Brutti e cattivi di Cosimo Gomez: la recensione
Recensione di Brutti e cattivi di Cosimo Gomez.
Non è bello quel che è bello, ma è bello quel che piace. Brutti e cattivi di Cosimo Gomez non è bello (perché i personaggi sono uno più brutto e deforme dell’altro) ma piace, eccome se piace! Una black comedy cattivissima, priva di qualsivoglia redenzione, carica di sadica ironia, paurosa e spassosa allo stesso tempo, che quasi pare impossibile che un film del genere sia nato in seno al cinema italiano, troppo spesso piatto e omologato.
Invece l’esordio alla regia del fiorentino Cosimo Gomez, da toscanaccio senza freni né pudore, forgia un film che è un piccolo grande tendone degli orrori, con personaggi circensi e borderline che paiono estremizzare quel mondo tanto caro a Fellini e Pasolini.

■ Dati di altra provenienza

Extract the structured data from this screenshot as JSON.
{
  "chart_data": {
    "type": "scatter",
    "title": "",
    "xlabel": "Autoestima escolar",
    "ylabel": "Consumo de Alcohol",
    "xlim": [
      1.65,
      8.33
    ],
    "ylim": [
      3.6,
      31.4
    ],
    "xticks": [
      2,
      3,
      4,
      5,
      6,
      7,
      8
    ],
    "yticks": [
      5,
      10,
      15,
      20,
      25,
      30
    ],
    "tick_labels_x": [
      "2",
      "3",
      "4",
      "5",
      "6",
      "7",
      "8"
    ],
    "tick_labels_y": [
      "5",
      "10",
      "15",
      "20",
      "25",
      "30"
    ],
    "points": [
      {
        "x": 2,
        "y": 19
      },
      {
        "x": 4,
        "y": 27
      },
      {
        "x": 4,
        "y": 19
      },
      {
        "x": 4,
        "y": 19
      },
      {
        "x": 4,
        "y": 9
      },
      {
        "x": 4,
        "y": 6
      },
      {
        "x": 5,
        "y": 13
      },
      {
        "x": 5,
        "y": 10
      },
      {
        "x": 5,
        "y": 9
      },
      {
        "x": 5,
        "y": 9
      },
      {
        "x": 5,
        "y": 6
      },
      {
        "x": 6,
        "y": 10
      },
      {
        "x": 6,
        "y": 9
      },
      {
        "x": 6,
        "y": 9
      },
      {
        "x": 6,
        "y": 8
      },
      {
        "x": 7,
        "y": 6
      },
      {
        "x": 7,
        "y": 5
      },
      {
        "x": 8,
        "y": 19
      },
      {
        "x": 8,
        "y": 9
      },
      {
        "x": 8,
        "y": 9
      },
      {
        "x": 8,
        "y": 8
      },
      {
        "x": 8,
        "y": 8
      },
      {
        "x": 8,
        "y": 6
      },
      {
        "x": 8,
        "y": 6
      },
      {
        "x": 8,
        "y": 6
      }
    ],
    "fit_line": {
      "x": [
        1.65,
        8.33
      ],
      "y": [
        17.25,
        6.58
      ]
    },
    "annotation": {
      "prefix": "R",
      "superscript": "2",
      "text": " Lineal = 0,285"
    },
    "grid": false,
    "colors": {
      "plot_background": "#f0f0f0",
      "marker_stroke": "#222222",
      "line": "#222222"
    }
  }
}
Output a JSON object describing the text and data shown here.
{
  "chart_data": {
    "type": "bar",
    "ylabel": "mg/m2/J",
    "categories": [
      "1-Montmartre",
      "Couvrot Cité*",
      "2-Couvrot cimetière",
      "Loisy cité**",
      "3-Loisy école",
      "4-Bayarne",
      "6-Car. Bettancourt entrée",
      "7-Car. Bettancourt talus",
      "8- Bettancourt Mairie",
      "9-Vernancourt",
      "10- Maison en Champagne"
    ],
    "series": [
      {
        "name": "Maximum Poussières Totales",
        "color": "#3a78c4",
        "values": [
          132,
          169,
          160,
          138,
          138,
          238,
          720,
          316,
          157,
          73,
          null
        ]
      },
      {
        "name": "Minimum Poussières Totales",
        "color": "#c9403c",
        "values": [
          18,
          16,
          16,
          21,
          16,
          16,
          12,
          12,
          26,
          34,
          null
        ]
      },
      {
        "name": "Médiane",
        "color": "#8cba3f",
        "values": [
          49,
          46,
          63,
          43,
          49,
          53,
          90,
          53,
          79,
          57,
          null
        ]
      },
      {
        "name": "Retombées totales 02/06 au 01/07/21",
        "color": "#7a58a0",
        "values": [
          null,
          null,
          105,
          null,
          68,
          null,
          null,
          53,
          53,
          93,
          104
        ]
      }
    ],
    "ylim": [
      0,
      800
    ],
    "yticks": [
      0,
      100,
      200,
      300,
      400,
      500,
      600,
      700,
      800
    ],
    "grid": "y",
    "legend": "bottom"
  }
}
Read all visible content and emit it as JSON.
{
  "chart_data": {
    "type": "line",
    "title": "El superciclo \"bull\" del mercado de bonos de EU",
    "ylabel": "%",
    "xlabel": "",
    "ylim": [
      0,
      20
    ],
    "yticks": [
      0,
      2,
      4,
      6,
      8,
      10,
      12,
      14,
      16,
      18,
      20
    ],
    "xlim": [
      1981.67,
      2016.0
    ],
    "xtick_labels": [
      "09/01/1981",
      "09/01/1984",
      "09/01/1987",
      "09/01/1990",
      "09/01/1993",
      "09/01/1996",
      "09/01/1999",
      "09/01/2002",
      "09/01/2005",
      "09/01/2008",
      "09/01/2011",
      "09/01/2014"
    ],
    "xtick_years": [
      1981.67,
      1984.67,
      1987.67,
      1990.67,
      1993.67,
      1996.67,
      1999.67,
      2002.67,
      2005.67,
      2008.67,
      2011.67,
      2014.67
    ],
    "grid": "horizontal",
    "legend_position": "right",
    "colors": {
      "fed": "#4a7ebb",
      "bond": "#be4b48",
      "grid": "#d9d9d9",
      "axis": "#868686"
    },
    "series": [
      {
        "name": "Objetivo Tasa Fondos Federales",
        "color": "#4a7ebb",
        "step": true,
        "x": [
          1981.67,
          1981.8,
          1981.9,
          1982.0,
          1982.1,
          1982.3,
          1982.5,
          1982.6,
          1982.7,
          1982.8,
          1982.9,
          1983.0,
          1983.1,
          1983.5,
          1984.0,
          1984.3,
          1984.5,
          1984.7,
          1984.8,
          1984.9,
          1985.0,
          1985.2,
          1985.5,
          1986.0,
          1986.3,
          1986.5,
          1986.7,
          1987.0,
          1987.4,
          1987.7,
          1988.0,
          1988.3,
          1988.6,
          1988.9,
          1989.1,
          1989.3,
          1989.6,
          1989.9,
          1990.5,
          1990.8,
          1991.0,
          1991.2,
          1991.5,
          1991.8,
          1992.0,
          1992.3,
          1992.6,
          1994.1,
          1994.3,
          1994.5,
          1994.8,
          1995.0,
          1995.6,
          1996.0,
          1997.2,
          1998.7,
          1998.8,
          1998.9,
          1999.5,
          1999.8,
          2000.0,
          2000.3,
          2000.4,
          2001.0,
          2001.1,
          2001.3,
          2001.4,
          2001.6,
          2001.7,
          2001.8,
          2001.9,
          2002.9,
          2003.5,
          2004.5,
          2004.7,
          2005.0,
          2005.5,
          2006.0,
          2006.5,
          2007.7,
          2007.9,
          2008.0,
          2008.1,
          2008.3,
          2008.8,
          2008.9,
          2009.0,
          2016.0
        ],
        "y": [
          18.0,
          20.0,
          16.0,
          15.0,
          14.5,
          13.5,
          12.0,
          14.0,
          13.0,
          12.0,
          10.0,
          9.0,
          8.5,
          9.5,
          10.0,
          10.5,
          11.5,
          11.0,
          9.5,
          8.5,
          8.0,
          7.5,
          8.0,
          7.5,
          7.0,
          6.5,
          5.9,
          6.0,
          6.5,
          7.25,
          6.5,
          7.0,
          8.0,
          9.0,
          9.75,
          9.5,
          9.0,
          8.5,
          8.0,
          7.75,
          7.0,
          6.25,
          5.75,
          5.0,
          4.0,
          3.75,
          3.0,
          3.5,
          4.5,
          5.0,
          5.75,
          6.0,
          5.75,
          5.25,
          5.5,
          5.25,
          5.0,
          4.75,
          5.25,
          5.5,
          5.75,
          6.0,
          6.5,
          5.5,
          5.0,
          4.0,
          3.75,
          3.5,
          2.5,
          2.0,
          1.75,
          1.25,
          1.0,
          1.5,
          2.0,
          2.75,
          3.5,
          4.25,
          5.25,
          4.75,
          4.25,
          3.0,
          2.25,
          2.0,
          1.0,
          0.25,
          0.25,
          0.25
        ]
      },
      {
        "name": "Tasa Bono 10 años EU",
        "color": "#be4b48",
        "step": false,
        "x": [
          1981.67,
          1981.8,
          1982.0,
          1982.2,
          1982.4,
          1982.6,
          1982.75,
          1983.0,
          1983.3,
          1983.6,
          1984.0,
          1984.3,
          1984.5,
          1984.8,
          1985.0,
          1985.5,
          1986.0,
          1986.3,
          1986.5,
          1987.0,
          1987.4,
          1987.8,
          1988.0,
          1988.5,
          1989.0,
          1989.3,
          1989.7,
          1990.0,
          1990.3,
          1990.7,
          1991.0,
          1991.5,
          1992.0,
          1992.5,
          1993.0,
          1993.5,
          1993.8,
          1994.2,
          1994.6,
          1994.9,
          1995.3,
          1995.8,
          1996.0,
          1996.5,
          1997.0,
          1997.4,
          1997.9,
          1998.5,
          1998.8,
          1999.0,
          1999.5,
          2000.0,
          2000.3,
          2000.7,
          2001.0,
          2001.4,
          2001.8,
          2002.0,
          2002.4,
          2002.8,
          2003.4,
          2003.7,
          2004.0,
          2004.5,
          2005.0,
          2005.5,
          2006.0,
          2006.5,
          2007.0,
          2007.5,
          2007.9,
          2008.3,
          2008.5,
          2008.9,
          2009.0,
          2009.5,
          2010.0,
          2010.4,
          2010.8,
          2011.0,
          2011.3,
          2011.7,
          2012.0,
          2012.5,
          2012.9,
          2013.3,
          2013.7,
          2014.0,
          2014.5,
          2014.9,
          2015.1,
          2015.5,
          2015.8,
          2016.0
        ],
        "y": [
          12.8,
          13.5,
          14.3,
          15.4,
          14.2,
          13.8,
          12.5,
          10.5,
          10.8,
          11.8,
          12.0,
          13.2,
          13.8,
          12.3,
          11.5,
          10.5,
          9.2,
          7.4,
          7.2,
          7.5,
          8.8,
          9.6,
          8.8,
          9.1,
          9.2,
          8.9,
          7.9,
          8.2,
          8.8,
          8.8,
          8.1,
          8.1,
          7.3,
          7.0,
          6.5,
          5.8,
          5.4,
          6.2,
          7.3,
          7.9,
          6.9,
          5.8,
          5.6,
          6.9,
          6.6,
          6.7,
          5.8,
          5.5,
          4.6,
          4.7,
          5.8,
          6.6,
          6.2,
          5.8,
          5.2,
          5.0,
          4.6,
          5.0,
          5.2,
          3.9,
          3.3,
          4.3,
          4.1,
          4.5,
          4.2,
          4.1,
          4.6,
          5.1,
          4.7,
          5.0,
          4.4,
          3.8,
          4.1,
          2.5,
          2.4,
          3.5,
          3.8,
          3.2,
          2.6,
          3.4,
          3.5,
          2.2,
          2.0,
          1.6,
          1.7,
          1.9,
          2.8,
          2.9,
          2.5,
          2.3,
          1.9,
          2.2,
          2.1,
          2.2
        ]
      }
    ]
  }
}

I reietti, gli emarginati, i diversi, ma anche gli artisti, i truffatori e i bricconcelli della strada. Brutti e cattivi radicalizza i mostri e nuovi mostri di Dino Risi, accentuando il difettuccio fisico e morale in deformazione e menomazione sia interiore che esteriore. I suoi personaggi sono creature del buio, angeli neri senza ali e diavoletti rossi senza coda. Esseri al limite dell’irreale nella realtà della periferia romana senza legge e senza cuore. Avidi, traditori, meschini, sboccati, volgari e goderecci. Sono un teatrino della feccia umana che se ne frega della salvezza dopo la morte.
Cosimo Gomez ironizza, con tocco affilato ma mai davvero scandaloso, sulla cronicità dei difetti dell’uomo a livello manifesto e spirituale. Brutti e cattivi è pop, pacchiano, spaccone e tamarro, vuole esserlo a piene mani e piedi, smitizzando ogni credo, qualunque esso sia. Un’opera che mette il dito nella piega di un cinema italiano troppo spesso con la coda tra le gambe, per far venire a galla tutto il sangue perché sa che sotto si nasconde un siero che fa guarire, in nome del coraggio espressivo e della libertà dei contenuti, una volta tanto non democristiani.